For this "Bon Jour From Beirut" dispatch, I would like to discuss "Francophone" Lebanon, which is in many ways the Lebanon that non-Lebanese are introduced to, and sometimes led to "hate," when they study the recent history of the Lebanese people. This is, in my opinion, a consequence of the controversy that surrounded even the idea of the creation of a "Lebanon" that was distinct from the countries that surrounded it, and the decades-long struggle that ensued to maintain it.

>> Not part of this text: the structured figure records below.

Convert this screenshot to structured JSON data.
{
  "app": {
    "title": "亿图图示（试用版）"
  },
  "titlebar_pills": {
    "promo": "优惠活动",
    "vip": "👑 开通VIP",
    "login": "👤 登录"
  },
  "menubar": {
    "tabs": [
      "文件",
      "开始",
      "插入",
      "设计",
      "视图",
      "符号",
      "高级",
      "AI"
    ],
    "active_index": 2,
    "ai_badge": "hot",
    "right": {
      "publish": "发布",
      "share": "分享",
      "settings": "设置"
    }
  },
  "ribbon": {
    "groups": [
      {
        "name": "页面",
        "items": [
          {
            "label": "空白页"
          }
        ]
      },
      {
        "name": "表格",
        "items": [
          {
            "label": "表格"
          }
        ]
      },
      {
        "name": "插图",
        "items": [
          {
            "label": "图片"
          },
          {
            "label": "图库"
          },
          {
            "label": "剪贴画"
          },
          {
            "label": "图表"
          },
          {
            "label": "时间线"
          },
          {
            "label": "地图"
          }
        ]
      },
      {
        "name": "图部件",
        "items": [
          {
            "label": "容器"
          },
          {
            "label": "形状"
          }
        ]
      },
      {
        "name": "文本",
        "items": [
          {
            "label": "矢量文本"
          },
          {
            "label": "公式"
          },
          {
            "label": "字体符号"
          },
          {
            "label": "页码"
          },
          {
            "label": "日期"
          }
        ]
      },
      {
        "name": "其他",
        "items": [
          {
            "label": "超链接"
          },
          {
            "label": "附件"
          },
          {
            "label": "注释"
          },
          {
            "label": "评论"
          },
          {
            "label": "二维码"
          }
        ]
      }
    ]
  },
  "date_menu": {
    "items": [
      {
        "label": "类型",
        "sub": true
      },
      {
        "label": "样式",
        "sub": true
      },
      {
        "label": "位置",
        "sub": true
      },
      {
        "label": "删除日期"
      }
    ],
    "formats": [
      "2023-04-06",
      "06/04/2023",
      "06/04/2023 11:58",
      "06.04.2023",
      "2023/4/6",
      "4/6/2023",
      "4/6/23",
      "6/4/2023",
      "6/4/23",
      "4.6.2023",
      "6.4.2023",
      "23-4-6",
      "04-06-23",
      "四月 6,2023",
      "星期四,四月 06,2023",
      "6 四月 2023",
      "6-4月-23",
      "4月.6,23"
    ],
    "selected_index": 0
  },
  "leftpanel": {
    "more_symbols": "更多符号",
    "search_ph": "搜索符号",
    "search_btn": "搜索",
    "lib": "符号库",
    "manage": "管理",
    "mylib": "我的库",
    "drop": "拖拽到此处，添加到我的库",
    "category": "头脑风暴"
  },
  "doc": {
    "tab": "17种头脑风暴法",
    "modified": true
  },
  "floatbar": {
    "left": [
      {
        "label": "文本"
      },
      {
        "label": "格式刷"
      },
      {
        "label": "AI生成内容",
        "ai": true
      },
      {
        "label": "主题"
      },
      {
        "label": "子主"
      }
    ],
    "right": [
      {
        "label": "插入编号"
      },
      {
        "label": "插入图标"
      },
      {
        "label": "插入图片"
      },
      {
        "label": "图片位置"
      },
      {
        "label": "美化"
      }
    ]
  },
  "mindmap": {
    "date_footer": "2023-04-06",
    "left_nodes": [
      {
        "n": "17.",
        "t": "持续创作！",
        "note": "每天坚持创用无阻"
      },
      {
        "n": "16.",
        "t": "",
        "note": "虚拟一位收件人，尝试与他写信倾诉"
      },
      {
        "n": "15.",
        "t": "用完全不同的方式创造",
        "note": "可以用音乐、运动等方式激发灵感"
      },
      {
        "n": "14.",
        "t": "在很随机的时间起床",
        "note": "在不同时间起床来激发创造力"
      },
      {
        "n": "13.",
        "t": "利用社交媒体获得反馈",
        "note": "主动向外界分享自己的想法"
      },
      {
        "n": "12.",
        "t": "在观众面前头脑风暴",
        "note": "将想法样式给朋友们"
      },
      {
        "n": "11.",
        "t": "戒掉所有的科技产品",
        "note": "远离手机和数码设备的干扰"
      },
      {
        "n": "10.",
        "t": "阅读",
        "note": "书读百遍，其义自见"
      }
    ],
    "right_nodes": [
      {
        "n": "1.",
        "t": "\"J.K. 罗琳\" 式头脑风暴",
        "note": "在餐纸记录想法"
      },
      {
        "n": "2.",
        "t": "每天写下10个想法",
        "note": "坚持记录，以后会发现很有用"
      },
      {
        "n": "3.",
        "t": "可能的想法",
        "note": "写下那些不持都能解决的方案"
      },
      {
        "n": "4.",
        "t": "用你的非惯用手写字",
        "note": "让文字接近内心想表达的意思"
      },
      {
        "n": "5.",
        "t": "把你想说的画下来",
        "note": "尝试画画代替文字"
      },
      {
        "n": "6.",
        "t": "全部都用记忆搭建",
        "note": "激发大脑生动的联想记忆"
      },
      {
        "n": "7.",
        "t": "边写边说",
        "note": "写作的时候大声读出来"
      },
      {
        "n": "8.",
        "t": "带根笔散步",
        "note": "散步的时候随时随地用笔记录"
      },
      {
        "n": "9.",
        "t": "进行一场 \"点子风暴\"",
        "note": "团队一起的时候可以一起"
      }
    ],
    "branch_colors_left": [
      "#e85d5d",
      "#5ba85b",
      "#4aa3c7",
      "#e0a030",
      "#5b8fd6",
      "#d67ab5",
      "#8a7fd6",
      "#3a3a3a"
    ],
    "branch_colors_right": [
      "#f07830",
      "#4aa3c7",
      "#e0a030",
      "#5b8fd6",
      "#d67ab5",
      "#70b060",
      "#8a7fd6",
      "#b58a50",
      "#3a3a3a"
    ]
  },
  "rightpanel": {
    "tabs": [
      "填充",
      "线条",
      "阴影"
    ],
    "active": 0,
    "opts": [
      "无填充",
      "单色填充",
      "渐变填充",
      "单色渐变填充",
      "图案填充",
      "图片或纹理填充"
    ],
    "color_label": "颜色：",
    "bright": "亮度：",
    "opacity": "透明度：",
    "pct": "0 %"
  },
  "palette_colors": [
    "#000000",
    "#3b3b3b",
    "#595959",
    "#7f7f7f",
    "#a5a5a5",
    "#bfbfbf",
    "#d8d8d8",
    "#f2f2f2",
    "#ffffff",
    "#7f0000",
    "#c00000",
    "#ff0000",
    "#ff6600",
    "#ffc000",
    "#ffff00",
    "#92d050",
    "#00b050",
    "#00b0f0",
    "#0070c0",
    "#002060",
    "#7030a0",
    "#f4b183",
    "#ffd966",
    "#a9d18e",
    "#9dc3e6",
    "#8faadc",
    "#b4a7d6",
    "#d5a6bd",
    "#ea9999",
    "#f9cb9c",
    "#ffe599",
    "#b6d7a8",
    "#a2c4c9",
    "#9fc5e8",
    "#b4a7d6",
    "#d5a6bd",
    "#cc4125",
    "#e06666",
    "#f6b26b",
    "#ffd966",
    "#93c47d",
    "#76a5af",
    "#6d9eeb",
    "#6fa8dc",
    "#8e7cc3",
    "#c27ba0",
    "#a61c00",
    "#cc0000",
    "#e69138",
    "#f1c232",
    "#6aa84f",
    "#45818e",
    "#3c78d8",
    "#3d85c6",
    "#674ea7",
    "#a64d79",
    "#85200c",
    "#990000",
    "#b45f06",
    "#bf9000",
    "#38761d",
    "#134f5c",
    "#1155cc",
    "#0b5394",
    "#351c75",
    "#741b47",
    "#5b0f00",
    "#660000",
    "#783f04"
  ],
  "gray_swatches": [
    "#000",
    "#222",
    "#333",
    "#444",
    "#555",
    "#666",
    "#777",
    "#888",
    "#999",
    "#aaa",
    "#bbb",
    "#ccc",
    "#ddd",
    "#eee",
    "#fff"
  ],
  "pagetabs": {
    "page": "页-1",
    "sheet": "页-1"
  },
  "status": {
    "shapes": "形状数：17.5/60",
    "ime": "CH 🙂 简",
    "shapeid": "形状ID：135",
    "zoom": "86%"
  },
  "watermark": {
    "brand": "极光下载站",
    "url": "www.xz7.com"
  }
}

While it might be convenient to suggest that a great many of Lebanon's contemporary issues are the product of the historical influence of "Francophone" Lebanese, that would be a blatantly unfair, and in my experiences, untrue, assertion to make.
Francophone Lebanon is perhaps the most famous historical example of the Lebanese people's willingness, their need, to orient themselves to the outside world. Following the conclusion of WWI, and the disintegration of the Ottoman Empire, Lebanon came under the control of the French, who maintained an at times strong, and at other times tenuous, hold on the country. It was with French approval and encouragement that the modern nation-state of Lebanon, within its present borders, was created. The original flag of the Lebanese Republic was designed to mimic the French tricolor, with the now iconic green cedar reduced to residence on a small portion of the left-hand side of the flag (please refer to Picture #1 attached with this dispatch). Although that flag did not last long, it demonstrated that, from the very beginning of Lebanon's existence as a modern nation-state, it would be France, and French cultural production, that would seize the imagination of a great number of Lebanese people.